At the same time, hospitals should increase their use of information technologies with such things as dashboard systems that track and coordinate patient flow and communications systems that enable ED physicians to link to patients’ records or providers. Such increased use of information technologies will not only lead to greater hospital efficiency but will also increase safety and improve the quality of ED care.
Since there are few financial incentives for hospitals to reduce crowding, the Joint Commission on the Accreditation of Healthcare Organizations should put into place strong standards about ED crowding, boarding, and diversion. In particular, the practices of boarding and ambulance diversion should be eliminated except in the most extreme circumstances, such as a mass casualty in a community.
Increased funding could help improve the nation’s emergency care system in a number of ways. More research is needed, for example, to de-
termine the best ways to organize the delivery of emergency care services, particularly prehospital EMS. And, given that many closings of hospitals and EDs can be attributed to financial losses caused by the cost of emergency and trauma care, Congress should consider providing greater reimbursements to the large, safety-net hospitals and trauma centers that bear a disproportionate amount of the cost of taking care of uninsured patients.
An area in which greater funding is needed is disaster preparedness. To date, despite their importance in any response to disaster, the various parts of the emergency care system have received very little of the funds that Congress has dispensed for disaster preparedness. In part this is because the money tends to be funneled through public safety agencies that consider medical care to be a low priority. Congress should therefore make significantly more disaster preparation funds available to the emergency system through dedicated funding.

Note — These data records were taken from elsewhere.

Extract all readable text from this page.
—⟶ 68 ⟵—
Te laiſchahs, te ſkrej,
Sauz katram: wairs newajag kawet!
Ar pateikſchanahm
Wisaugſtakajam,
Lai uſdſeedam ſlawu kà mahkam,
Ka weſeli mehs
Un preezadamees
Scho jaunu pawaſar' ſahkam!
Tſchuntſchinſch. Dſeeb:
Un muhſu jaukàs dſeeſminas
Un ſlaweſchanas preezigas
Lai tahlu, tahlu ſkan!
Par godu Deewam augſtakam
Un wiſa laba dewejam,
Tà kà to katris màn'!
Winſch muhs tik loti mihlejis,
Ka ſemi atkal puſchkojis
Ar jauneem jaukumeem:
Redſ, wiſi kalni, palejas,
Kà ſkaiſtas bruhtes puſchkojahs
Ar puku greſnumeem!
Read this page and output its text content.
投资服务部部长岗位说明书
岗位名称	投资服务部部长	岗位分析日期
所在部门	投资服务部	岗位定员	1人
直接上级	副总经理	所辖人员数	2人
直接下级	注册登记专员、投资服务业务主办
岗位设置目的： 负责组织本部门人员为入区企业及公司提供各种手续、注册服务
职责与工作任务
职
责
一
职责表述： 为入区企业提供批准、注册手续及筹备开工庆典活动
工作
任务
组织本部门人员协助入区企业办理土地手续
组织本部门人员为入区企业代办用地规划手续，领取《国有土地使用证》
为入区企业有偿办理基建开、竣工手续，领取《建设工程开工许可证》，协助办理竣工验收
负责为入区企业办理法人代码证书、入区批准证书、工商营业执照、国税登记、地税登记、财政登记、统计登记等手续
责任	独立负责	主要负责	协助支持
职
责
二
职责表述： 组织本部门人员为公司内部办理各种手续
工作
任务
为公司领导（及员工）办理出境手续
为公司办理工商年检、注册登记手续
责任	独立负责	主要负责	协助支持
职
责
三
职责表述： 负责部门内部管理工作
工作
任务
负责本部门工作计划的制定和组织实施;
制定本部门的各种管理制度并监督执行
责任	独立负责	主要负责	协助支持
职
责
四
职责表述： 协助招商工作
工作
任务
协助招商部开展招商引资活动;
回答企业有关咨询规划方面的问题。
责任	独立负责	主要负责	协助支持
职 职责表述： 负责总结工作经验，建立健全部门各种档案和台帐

Devote More Attention to the Care of Children
Finally, as these improvements are made to the nation’s emergency care system, it will be important to keep pediatric patients in mind in all aspects of emergency care. The needs of pediatric patients should be taken into account in developing standards and protocols for triage and the transport of patients; in developing disaster plans; in training emergency care workers to ensure that they are competent and comfortable providing emergency care to children; and in conducting research to determine which treatments and strategies are most effective with children in various emergency situations.
ACHIEVING THE VISION
There is no “one size fits all” solution to building the best possible emergency care systems from state to state and region to region. In order to explore different approaches and see what works best in different situations, the committee recommends that Congress establish a 5-year demonstration program to provide funding for states or regions to develop coordinated, regionalized, and accountable emergency care systems in various parts of the country. Over time these projects will help identify best practices that can address the problems facing today’s emergency systems and point the way toward a future emergency care system that ensures high-quality, efficient, and reliable care for all who need it.